James Munns: Yeah, it's up there with having fallible allocations really. I think- I think once Rust stabilizes fallible allocations, we will have a while where it's just awkward because so much of existing code assumes that allocations never fail. But... they can. And I think the Linux kernel project is going to be the one that shakes this out, of like pushing more of the like the ecosystem of crates to be like, "Hey, you should probably have a try new function for everything in the same way that we have like fallible constructors in a lot of the cases.

And for that one, I think that the paradigm isn't so weird, but introducing async allocators would be then like a third flavor of weird, where then you have like unfallible, fallible and failable async or infallible async constructors.

So, I don't know, and I don't think this is widespread enough that the standard library would take it, which means it's sort of like always this weird side research thing that is really, really cool. I might start using it for some network stack stuff, but essentially I can't make it a public interface. It'll just be this like weird internal pattern that I use because it's so nice, but it just does not play nice with the rest of the universe.

Linker trick

Amos Wenger: But I feel like the only way to make it work, first of all, like you said, it is like in your own highly controlled code base. And second of all, this reminds me of the 'never panic' crate or whatever it's called, where you use it- I think they use a linker trick to make sure that you never actually end up- I was going to say calling the panic macro, but there's no such thing as calling a macro at runtime. So I don't know exactly how it works.

James Munns: Do you wanna know?

Amos Wenger: Sure.

James Munns: Essentially you define an undefined symbol, like an extern undefined symbol as your panic handler, which means that if all the panic handlers are optimized out because it's never used in the program, the linker just throws away that symbol and it never tries to resolve that unresolvable symbol.

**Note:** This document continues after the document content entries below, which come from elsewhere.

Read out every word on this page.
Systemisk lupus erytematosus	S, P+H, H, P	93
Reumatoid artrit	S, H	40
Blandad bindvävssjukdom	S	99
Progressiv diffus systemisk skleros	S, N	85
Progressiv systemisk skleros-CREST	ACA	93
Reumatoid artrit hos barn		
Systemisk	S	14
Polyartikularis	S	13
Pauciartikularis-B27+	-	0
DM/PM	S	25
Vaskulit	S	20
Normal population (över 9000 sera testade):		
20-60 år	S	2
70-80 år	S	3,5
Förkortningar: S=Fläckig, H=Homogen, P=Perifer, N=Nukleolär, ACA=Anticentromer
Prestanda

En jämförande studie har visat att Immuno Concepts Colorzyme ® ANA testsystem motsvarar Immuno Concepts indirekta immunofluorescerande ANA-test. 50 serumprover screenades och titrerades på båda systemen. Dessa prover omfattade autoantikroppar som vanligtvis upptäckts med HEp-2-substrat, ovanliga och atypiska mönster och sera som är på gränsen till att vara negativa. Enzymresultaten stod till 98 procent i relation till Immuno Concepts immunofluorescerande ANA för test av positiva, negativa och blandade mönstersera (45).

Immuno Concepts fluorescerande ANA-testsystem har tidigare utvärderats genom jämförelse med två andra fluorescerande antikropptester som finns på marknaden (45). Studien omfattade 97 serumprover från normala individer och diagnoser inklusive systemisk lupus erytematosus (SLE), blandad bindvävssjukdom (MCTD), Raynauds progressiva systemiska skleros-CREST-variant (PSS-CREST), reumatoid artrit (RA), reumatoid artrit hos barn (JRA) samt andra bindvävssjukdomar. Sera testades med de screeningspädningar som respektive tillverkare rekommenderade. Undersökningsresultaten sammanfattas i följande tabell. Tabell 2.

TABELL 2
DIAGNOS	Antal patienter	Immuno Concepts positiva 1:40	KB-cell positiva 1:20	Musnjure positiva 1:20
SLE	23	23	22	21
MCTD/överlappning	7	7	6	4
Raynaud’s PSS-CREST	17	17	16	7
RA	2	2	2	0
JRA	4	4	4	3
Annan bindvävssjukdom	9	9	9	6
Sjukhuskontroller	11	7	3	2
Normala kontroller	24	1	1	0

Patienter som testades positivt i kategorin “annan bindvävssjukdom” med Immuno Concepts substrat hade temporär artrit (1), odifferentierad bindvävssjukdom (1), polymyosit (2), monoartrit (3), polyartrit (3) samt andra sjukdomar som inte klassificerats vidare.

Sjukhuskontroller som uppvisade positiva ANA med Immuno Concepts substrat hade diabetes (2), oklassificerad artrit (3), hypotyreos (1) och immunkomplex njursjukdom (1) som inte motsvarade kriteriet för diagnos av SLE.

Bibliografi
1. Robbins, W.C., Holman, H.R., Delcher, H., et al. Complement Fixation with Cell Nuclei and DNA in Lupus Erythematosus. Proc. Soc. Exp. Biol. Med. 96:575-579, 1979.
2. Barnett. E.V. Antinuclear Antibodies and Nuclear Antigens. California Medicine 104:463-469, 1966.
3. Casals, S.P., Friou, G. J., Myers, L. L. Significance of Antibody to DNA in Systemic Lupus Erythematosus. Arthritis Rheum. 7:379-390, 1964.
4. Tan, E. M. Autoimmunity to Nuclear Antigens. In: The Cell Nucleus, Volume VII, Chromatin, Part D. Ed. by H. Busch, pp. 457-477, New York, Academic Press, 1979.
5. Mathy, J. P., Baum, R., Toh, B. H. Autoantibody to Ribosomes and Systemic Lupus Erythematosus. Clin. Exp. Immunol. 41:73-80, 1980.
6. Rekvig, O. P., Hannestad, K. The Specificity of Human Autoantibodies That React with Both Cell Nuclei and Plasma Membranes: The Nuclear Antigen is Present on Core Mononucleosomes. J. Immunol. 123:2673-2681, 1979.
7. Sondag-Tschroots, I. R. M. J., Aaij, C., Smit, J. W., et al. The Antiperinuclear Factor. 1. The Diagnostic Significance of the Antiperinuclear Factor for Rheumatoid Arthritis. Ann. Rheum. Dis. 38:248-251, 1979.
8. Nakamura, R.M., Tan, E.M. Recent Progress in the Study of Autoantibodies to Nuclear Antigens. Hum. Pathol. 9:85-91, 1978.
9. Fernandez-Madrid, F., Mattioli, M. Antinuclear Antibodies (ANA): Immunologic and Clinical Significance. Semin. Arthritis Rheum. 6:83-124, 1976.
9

Amos Wenger: It only works in release mode?

James Munns: Basically.

Amos Wenger: Because like in debug, you can't rely on it to be sturdy.

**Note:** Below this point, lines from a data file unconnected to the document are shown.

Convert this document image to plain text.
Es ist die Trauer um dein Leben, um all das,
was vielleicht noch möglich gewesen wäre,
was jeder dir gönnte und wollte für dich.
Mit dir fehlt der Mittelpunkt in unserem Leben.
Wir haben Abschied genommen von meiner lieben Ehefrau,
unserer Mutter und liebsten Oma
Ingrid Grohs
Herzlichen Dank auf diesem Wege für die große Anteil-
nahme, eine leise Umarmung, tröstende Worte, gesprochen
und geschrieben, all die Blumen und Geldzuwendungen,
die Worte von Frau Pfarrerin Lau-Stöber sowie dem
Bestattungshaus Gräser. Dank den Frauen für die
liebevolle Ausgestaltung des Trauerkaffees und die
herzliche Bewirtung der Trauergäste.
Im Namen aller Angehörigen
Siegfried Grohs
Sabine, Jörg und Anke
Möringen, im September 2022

James Munns: There's false positives because if the optimizer can't guarantee that there are no panicking branches, even if there aren't practically any, it still fails because it's a linker error.

Amos Wenger: Right. But if we had a generic way, and it can't be a Clippy lint, right? Because it's not just in your own code. It has to be in all your transitive dependencies. If we have a generic way to ban methods and say, "No, nobody gets to call Vec::new. If it does, I want to compile time error. Don't rely on the linker. That's dirty." Then we could do something like that. I can think of other use cases. Not right now, but I'm sure we could think of other use cases.

James Munns: Yep. So for now it just lives on the shelf as a fun thing, but if you're designing the next programming language out there, maybe think about having async allocators in the same way that we've finally just gotten people to admit that fallible allocators are- are maybe something that you should think about as a first class aspect of your language.

So, my hope is that maybe the next language beyond Rust gets to use this.